Мы были слишком насыщены художественными впечатлениями во Флоренции, чтобы совершить поездку по другим городам Тосканы или чтоб по дороге в Венецию остановиться еще в Болонье или в Ферраре. Но Падую я не мог миновать: мы посвятили ей целых два дня и изучили этот замечательный город довольно подробно.
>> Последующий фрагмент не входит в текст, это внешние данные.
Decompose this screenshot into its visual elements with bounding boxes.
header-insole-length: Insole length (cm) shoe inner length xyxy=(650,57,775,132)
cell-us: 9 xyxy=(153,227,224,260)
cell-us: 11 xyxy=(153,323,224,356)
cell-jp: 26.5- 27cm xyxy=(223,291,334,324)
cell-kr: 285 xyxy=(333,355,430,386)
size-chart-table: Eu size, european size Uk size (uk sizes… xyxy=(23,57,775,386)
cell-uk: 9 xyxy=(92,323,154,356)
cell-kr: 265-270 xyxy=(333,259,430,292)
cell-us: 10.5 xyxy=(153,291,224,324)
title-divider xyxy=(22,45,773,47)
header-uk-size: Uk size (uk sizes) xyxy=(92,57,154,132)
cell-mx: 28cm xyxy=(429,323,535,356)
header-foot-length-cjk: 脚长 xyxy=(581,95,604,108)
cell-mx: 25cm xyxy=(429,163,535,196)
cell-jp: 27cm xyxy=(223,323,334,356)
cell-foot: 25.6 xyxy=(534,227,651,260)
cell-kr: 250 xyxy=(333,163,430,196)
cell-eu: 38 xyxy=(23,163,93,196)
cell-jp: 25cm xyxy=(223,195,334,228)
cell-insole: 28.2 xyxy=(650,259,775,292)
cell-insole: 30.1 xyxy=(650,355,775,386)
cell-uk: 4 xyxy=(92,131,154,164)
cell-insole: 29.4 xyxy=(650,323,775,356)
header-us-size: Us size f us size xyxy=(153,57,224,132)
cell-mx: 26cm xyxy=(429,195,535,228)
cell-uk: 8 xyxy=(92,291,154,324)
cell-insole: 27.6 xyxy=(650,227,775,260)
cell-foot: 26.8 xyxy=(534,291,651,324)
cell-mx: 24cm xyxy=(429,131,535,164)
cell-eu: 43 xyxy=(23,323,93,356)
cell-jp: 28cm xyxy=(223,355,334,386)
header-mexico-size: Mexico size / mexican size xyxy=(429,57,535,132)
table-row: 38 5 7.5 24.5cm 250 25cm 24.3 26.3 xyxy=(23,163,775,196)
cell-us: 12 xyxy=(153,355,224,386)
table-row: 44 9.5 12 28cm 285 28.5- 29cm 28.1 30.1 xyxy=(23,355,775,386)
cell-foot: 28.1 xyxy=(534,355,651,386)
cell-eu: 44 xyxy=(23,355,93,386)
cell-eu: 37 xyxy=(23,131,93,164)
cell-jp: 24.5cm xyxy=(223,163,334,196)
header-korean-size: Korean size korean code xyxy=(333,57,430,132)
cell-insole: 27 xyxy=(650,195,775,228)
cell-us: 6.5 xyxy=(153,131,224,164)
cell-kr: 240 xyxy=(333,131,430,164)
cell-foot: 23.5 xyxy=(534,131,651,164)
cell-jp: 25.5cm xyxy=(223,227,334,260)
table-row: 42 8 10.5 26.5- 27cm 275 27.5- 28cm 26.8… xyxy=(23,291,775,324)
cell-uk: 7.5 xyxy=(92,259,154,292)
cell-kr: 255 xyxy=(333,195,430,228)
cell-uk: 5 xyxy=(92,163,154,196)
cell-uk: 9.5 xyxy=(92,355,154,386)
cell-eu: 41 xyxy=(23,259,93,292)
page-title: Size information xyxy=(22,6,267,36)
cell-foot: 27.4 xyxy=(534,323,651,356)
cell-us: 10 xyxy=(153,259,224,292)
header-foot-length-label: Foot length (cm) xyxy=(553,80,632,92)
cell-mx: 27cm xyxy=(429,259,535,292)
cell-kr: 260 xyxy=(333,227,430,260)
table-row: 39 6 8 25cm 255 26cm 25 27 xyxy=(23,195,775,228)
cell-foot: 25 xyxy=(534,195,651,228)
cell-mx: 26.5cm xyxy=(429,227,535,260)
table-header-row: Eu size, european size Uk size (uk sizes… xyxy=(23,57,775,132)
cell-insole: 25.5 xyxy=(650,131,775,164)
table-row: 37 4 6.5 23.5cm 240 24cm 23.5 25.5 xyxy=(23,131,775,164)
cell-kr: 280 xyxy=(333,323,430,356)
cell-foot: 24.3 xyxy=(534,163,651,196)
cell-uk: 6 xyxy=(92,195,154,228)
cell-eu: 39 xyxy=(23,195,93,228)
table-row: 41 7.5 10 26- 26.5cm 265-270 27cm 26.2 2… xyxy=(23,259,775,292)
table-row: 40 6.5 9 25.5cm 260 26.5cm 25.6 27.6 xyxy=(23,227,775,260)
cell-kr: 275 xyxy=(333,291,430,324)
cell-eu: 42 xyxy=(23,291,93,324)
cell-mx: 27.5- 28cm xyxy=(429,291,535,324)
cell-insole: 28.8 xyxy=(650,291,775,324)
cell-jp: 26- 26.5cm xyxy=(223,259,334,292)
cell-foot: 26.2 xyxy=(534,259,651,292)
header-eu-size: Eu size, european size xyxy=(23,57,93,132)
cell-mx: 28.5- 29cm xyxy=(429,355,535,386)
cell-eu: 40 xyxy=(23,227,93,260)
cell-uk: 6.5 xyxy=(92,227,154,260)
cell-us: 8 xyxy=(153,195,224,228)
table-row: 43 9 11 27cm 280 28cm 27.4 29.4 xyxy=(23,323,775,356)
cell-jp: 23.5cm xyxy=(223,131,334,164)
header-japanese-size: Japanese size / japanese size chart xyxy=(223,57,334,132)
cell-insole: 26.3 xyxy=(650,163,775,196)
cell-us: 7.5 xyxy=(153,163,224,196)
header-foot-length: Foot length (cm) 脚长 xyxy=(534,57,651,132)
Ограничусь и здесь тем, что особенно меня поразило в Падуе. На одном из первых мест окажется Palazzo della Ragione — именно внутренность этого городского дома — одного из наименее популярных, однако и наиболее интересных памятников Средневековья. Колоссальный зал занимает всю длину верхнего этажа
В целом от Падуи осталось у меня впечатление чего-то сурового, жесткого, кованого из меди и бронзы; и это впечатление достигало особой остроты как во фресках Мантеньи в Эремитани, так и в том ансамбле, который был предназначен для украшения главного алтаря «Санто» и который является одним из самых мощных произведений гения Донателло. В 1894 г. этот бронзовый алтарь был выставлен в разобранном виде (он состоит из барельефов, представляющих многолюдные сцены «чудес» св. Антония, из отдельных статуэток и из весьма своеобразной мадонны) и находился не на предназначенном месте, а показывался в отдельном помещении Opera del Santo. Фрески же Мантеньи в отдельной капелле при монастырской церкви (ныне варварски уничтоженные бомбами) были посвящены (приходится теперь сказать «были») истории апостола Иакова и святого великана Христофора. В этих стенных картинах с особой силой воскрес дух древнего Рима. Как раз дни создания этих циклов были отмечены особым увлечением раскопками классической древности, и молодой Мантенья страстно воспринимал ту далекую красоту, что чудом уцелела под землей в течение почти целого тысячелетия. Но не ласка и нежность древней Эллады, не мир Киприды и Эрота привлекал художника, а мир Марса, мир римского величия, мир торжественных викторий. Он и действующих лиц христианских преданий одел как римских патрициев или заковал в вычурные доспехи, окружив эти фигуры мраморными колоннадами и аркадами, роскошно разукрашенными. И эти фрески в церкви Эремитани, на которых представлено, как апостол Иаков стоит на судбище перед проконсулом, или как палач отсекает святому голову, не вызывают какого-либо умиления, а говорят о жестокой военной мощи, о неумолимой строгости. В то же время в них все полно царственного великолепия. Нет в них и намека на христианские идеалы, это абсолютный контраст с умиленностью Беато Анджелико, с болезненно-хрупкой грацией Сандро, с детской сказочностью Беноццо Гоццоли.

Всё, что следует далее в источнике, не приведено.